Former Massachusetts governor and possible 2012 presidential contender Mitt Romney has spent a lot of time campaigning against the recent health care overhaul.
One problem: It looks a lot like the law he signed in 2006 while he was governor of Massachusetts.
“In every important respect the Obama plan and the Romney plan are identical,” says Michael Cannon, Cato director of health policy studies.
In a new video, Cato’s David Boaz and Michael Cannon explain how alike the two plans really are. Watch:
Cato scholars have been critical of Romney’s health care plan since its inception. In June 2006, Michael Tanner authored the Cato Briefing Paper, “No Miracle in Massachusetts: Why Governor Romney’s Health Care Reform Won’t Work,” and concluded:
[T]he act goes far beyond an individual mandate to radically change the way health insurance is bought and sold in the state. Many observers see Massachusetts’s reforms as a model for the nation, but a closer look provides ample reasons to be skeptical.
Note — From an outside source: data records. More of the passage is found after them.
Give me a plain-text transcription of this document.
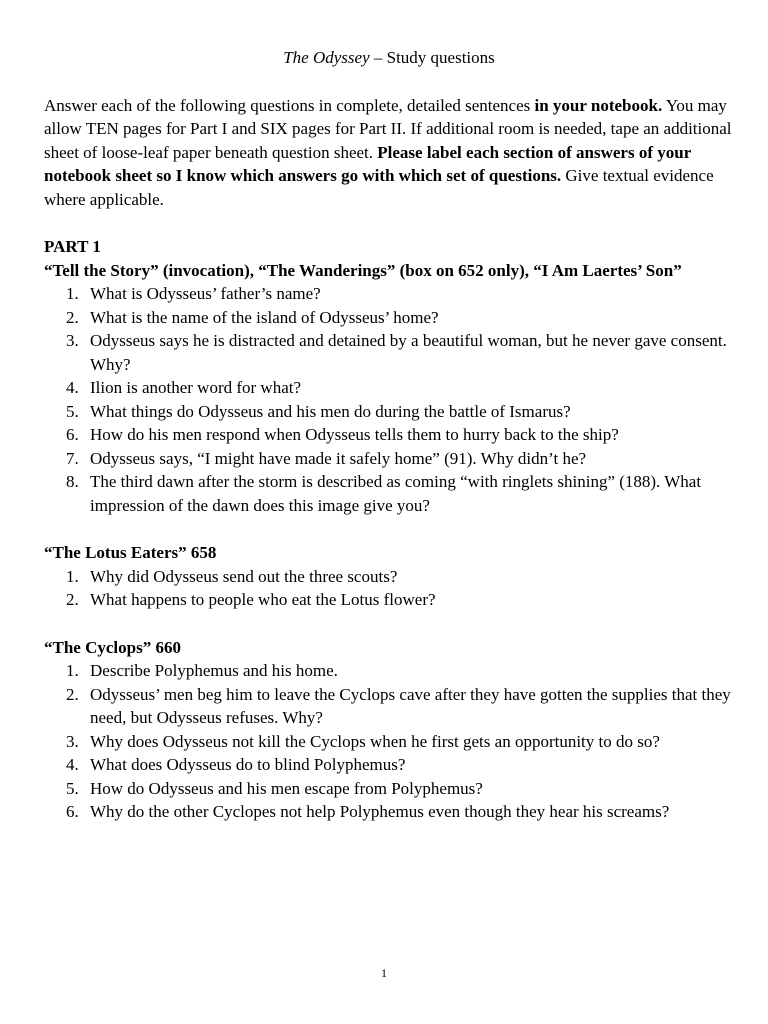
The Odyssey – Study questions
Answer each of the following questions in complete, detailed sentences in your notebook. You may allow TEN pages for Part I and SIX pages for Part II. If additional room is needed, tape an additional sheet of loose-leaf paper beneath question sheet. Please label each section of answers of your notebook sheet so I know which answers go with which set of questions. Give textual evidence where applicable.
PART 1
“Tell the Story” (invocation), “The Wanderings” (box on 652 only), “I Am Laertes’ Son”
1. What is Odysseus’ father’s name?
2. What is the name of the island of Odysseus’ home?
3. Odysseus says he is distracted and detained by a beautiful woman, but he never gave consent. Why?
4. Ilion is another word for what?
5. What things do Odysseus and his men do during the battle of Ismarus?
6. How do his men respond when Odysseus tells them to hurry back to the ship?
7. Odysseus says, “I might have made it safely home” (91). Why didn’t he?
8. The third dawn after the storm is described as coming “with ringlets shining” (188). What impression of the dawn does this image give you?
“The Lotus Eaters” 658
1. Why did Odysseus send out the three scouts?
2. What happens to people who eat the Lotus flower?
“The Cyclops” 660
1. Describe Polyphemus and his home.
2. Odysseus’ men beg him to leave the Cyclops cave after they have gotten the supplies that they need, but Odysseus refuses. Why?
3. Why does Odysseus not kill the Cyclops when he first gets an opportunity to do so?
4. What does Odysseus do to blind Polyphemus?
5. How do Odysseus and his men escape from Polyphemus?
6. Why do the other Cyclopes not help Polyphemus even though they hear his screams?
1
…Health care needs more consumer control and freer markets, not more government regulation, controls, and subsidies. The Massachusetts reform takes us in the wrong direction.
(It was not long before Tanner’s predictions about the Massachusetts plan came true.)
Romney’s record on health care will certainly come up if he pursues further political aspirations in the next few years. As David Boaz asks, “How can he lead the charge against a health care plan that is modeled on his own? How can he go around denouncing a government takeover and an intrusion of people’s rights when he authored a very similar plan?”